First Episode Psychosis
This web page is a portal to information about first episode psychosis (FEP) and its treatment. Additional pages that can be reached from this page include:
- Training videos (Click Here)
- Training materials for implementing a treatment program for FEP (Click Here)
- Links to publically available abstracts (and, in some cases, full text of the papers) of important papers on FEP and its treatment
- General information about psychotic disorders and their treatment
First Episode Psychosis (FEP) refers to the illness phase characterized by the initial experience of fully developed psychotic symptoms. The period from the onset of frank psychosis to the start of treatment varies considerably in individuals with FEP, with averages ranging from nine months to as long as two years, depending on the study. Longer delays in receiving treatment are associated with less recovery, a higher relapse rate, and an overall poorer outcome. Recent efforts to reduce relapse, prevent deterioration, and improve the trajectory and course of the illness have therefore focused on this critical time point. Reductions in suicidality, cognitive decline, and positive and negative symptom severity, along with improvements in social functioning, have been achieved through the early implementation of services. Interventions such as low doses of antipsychotic medications, cognitive and behavioral psychotherapy, family education and support, cognitive remediation, and supported employment have proven to be particularly beneficial during this initial phase of illness.
In 2009, these individual interventions (with the exception of cognitive remediation) were combined and tested for their effectiveness in two NIMH-funded demonstration projects (under the initiative called Recovery After an Initial Schizophrenia Episode, or RAISE. RAISE uses a Coordinated Specialty Care (CSC) team-based, multi-element approach that has demonstrated success in international programs. The model combines evidenced-based treatments with shared decision-making, assertive outreach, and flexible strategies for maintaining patient and family engagement.

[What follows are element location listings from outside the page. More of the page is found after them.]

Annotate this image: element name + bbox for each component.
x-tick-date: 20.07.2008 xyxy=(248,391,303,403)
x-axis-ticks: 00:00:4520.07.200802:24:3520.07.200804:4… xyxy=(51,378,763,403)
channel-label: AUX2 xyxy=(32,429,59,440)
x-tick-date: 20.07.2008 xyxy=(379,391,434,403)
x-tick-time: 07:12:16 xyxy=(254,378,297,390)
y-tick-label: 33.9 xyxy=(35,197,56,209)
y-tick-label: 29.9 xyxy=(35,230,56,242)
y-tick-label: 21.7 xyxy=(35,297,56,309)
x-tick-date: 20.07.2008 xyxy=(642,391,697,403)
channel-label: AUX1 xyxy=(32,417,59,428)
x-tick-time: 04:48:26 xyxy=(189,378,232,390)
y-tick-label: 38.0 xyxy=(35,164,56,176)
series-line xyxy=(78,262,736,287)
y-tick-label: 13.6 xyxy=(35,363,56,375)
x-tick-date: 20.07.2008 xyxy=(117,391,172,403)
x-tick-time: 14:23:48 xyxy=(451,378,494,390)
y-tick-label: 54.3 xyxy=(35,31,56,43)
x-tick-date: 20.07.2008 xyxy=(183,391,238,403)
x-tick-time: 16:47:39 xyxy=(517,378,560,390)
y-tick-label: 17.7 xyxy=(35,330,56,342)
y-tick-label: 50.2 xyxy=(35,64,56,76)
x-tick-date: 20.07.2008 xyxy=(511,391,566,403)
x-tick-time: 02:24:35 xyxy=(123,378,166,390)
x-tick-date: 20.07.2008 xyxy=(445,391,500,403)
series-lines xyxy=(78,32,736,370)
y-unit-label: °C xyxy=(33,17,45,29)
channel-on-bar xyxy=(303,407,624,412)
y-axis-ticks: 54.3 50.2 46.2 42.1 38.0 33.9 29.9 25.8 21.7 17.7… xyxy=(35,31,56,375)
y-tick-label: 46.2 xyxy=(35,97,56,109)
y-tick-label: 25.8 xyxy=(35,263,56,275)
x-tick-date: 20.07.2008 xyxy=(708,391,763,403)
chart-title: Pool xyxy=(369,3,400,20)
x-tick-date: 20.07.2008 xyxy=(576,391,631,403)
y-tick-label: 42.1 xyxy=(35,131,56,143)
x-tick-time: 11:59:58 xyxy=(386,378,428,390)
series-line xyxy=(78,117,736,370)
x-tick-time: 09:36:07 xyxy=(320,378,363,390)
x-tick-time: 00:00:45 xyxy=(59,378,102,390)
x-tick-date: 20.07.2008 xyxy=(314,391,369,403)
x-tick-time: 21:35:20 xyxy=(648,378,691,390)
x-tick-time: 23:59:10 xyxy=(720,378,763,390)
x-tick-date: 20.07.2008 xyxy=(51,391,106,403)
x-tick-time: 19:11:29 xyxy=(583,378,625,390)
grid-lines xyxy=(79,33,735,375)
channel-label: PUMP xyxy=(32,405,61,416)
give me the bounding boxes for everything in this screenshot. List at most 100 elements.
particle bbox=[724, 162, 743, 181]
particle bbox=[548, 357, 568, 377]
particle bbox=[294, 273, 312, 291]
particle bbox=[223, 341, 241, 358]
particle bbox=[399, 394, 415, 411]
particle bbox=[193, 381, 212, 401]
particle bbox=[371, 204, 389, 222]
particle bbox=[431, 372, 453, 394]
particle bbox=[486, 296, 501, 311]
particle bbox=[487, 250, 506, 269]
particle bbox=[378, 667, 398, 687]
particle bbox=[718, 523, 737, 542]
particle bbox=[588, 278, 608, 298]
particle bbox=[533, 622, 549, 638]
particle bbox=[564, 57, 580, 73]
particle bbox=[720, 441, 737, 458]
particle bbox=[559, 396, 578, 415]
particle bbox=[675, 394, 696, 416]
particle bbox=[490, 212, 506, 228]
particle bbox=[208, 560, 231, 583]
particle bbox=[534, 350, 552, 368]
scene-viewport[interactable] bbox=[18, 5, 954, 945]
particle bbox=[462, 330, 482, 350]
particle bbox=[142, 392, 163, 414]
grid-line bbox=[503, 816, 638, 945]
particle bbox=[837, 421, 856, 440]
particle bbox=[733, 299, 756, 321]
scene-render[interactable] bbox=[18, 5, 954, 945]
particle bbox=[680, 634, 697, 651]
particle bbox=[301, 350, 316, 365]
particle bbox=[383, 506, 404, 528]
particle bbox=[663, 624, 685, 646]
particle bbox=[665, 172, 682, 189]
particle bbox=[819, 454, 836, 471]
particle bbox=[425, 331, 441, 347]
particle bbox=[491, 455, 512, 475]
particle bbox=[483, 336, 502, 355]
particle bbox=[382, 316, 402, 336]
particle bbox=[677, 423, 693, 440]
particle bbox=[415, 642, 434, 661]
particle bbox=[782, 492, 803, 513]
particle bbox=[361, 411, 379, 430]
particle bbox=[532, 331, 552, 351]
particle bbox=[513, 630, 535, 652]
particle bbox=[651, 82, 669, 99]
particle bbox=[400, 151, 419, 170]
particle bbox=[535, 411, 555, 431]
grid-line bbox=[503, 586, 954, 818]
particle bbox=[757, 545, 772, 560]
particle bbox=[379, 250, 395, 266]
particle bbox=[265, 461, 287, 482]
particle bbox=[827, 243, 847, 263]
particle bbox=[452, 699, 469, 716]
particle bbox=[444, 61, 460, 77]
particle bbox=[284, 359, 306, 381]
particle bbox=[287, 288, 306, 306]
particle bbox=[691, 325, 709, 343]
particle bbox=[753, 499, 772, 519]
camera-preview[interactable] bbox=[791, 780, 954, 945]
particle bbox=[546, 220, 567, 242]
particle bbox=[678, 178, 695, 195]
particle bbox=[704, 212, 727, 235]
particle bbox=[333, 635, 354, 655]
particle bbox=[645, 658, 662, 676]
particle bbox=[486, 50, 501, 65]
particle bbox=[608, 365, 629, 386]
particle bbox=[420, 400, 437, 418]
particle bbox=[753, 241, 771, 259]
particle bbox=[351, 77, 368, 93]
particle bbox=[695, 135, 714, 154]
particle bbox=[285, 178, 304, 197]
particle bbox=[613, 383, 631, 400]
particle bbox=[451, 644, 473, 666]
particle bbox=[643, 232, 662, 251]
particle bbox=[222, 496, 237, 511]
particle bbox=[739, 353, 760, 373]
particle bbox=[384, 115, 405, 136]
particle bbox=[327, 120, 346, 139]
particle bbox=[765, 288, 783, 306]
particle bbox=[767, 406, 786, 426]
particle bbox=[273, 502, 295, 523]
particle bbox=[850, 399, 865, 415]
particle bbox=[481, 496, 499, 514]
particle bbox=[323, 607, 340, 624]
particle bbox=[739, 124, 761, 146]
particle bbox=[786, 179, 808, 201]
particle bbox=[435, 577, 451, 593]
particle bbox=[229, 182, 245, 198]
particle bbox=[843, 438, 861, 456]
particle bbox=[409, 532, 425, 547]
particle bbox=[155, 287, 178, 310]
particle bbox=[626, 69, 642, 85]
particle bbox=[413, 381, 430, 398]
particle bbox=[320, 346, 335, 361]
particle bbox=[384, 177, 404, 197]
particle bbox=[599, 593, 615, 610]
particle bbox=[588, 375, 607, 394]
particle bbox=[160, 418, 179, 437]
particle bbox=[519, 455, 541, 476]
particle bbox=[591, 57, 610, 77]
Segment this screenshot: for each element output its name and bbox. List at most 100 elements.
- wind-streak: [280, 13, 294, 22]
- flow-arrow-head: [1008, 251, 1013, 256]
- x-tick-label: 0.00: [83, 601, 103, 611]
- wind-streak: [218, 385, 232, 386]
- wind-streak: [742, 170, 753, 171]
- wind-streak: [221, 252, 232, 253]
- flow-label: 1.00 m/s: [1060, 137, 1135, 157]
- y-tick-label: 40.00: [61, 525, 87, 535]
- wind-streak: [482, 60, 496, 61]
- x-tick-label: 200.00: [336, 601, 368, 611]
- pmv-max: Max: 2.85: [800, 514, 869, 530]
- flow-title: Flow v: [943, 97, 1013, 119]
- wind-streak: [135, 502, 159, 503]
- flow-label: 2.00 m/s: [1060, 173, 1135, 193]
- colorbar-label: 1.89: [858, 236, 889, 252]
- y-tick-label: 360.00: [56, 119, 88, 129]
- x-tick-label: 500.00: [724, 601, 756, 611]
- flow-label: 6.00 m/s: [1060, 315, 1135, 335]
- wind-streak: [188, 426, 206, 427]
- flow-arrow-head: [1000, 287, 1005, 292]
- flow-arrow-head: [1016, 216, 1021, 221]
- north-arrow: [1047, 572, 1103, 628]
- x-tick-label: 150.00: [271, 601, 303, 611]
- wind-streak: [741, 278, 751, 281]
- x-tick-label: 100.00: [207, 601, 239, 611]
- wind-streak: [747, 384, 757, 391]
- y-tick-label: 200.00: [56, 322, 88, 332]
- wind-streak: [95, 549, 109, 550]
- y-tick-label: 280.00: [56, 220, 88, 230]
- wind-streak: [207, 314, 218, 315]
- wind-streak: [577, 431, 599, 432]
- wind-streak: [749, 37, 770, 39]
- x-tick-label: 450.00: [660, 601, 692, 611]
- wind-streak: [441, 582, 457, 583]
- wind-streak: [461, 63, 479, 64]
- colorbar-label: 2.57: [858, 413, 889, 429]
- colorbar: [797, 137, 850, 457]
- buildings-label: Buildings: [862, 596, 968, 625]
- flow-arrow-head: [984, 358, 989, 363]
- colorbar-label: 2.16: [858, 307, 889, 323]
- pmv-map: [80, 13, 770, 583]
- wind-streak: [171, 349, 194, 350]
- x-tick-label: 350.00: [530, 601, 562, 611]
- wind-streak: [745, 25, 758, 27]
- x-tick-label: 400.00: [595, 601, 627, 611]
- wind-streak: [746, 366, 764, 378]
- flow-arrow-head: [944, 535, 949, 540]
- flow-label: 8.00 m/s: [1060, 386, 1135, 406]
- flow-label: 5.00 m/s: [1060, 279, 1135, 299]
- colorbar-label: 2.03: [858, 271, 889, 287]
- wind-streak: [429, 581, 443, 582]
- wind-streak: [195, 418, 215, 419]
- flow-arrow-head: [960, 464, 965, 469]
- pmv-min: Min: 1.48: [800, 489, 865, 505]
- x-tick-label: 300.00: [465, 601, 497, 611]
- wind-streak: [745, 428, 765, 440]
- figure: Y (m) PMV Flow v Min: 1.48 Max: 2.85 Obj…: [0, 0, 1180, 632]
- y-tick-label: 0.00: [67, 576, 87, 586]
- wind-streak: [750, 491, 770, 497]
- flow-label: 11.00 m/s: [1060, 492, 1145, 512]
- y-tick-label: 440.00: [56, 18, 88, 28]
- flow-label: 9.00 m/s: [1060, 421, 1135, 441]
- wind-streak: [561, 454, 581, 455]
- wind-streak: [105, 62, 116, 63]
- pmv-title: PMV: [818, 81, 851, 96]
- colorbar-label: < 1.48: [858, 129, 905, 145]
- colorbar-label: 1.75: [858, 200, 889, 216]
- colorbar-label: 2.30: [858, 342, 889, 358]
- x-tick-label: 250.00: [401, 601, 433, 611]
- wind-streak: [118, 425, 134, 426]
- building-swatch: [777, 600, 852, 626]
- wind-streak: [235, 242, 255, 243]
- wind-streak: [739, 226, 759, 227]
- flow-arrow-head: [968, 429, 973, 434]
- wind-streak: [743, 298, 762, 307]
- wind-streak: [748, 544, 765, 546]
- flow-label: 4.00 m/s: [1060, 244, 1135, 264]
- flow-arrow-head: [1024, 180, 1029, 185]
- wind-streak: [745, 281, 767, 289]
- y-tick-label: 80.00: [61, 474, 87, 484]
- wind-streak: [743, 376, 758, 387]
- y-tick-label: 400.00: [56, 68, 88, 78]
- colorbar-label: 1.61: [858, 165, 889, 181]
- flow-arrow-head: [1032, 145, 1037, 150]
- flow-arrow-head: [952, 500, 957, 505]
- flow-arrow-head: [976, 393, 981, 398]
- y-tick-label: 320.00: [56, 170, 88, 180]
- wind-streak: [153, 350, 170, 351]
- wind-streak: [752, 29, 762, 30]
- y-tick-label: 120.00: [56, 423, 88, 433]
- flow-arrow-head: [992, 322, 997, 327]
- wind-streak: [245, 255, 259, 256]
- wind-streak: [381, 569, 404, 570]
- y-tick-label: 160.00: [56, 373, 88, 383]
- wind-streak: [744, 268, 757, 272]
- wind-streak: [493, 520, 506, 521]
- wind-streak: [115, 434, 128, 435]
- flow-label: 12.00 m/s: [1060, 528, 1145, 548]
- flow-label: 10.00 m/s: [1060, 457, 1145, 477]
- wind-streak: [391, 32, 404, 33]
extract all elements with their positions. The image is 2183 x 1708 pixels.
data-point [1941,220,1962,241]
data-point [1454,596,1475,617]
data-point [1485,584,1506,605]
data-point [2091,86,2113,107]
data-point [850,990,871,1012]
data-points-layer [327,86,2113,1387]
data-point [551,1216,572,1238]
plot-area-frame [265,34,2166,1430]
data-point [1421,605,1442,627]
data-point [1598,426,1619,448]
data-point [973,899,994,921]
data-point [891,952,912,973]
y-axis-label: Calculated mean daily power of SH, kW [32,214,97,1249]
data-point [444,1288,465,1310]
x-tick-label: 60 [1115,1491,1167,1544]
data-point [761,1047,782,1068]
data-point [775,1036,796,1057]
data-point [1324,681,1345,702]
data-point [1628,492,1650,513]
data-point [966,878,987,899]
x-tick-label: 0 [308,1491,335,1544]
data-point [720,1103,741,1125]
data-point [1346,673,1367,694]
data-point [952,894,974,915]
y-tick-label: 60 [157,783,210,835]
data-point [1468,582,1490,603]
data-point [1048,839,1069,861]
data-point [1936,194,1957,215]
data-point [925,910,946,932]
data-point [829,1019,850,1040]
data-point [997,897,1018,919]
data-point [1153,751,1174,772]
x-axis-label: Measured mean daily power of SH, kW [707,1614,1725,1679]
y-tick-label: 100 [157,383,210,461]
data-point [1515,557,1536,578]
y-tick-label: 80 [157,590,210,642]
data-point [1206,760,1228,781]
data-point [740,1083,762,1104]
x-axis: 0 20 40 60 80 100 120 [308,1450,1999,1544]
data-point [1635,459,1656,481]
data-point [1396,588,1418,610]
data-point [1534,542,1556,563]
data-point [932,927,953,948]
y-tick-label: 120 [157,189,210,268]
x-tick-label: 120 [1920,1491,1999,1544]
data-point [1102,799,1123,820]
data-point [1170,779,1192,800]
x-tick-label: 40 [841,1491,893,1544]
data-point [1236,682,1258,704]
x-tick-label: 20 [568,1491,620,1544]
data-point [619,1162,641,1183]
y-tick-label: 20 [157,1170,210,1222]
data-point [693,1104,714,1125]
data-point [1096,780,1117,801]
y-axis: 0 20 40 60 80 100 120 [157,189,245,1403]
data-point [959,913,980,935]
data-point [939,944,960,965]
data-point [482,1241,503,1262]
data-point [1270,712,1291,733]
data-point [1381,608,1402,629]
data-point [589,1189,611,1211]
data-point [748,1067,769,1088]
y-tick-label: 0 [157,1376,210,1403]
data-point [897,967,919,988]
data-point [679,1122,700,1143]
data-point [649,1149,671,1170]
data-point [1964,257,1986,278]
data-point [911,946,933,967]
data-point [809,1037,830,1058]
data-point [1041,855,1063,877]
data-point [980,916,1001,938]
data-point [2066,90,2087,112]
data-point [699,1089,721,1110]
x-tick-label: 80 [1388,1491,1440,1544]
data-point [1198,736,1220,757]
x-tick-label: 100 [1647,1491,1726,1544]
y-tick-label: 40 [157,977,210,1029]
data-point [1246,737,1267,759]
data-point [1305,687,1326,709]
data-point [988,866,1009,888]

Early results from the RAISE projects in the United States suggest favorable outcomes. For example, the OnTrack NY implementation of the RAISE model was associated with greater engagement in services, improvements in occupational and social functioning, and a reduction in symptom severity. Results from the NAVIGATE implementation, a multisite, randomized controlled trial of CSC that spanned 34 community clinics, were also positive: after two years, participants in the CSC condition had remained in treatment longer, had greater improvements in quality of life, more participation in work and school, and greater decline in symptoms than did recipients of typical community care. These effects were more apparent for those with shorter duration of untreated psychosis (<74 weeks), suggesting the importance of implementing services early in the course of illness in order to maximize outcomes. An important factor in maintaining patient engagement, according to patient reports, is availability of supported education and employment services. These early findings, in addition to support from prior international research on early intervention in psychosis, led the United States Substance Abuse and Mental Health Services Administration (SAMHSA) to mandate that, as of 2014, a significant portion of every state’s mental health block must be used to establish enhanced services (following the RAISE model or something similar) for people with first episode psychosis.